I think this has got to be some sort of "first." IE is working correctly; Chrome, Firefox, Opera and Edge are all buggy; and Chrome is the worst. Isn't that the exact opposite of the usual case?
After spending half a day with nothing working.
Using a header check service though everything was working.
The firewall at work was stripping them
try this:
<IfModule mod_headers.c>
Header set Access-Control-Allow-Credentials true
Header set Access-Control-Allow-Origin "your domain"
Header set Access-Control-Allow-Headers "X-Requested-With"
</IfModule>
It's preferable to allow a list of know trusted host.
If anyone else is trying this, the most upvoted answer should work.

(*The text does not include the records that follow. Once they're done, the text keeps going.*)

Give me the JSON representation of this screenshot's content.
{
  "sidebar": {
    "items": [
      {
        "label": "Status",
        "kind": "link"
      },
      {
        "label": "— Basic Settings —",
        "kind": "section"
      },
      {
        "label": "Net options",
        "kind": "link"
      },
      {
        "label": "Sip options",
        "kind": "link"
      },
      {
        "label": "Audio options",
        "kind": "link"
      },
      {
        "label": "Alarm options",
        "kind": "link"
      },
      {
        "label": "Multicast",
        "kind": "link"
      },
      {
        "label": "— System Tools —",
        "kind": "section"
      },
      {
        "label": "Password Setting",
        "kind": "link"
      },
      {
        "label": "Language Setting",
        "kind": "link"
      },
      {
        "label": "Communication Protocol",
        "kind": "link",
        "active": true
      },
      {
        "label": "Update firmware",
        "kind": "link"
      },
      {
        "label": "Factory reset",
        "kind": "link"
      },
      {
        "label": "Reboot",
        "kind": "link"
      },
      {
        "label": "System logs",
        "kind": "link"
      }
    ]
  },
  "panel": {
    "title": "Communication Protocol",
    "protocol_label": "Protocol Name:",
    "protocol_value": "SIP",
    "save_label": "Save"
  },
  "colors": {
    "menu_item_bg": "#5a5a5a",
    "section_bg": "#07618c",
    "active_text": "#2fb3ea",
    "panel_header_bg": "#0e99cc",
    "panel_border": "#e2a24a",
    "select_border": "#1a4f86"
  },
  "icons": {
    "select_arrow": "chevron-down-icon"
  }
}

However, if you are having issues it could be possible the browser has cached the REQUEST. To confirm append a query string.
To complete the most upvoted answer, I want to add the case whenever the options to the header is not add in a response request, you could add the always keyword from Apache.
In my case i needed to add the access control allow origin in the response of the redirection and not in the result of the redirection.
And a redirection is giving the 302 code status so the header wasn't filled with the correct information.
In this case I needed to add it :
Header always set Access-Control-Allow-Origin "*"
For more information you can check this thread :
Apache: difference between "Header always set" and "Header set"?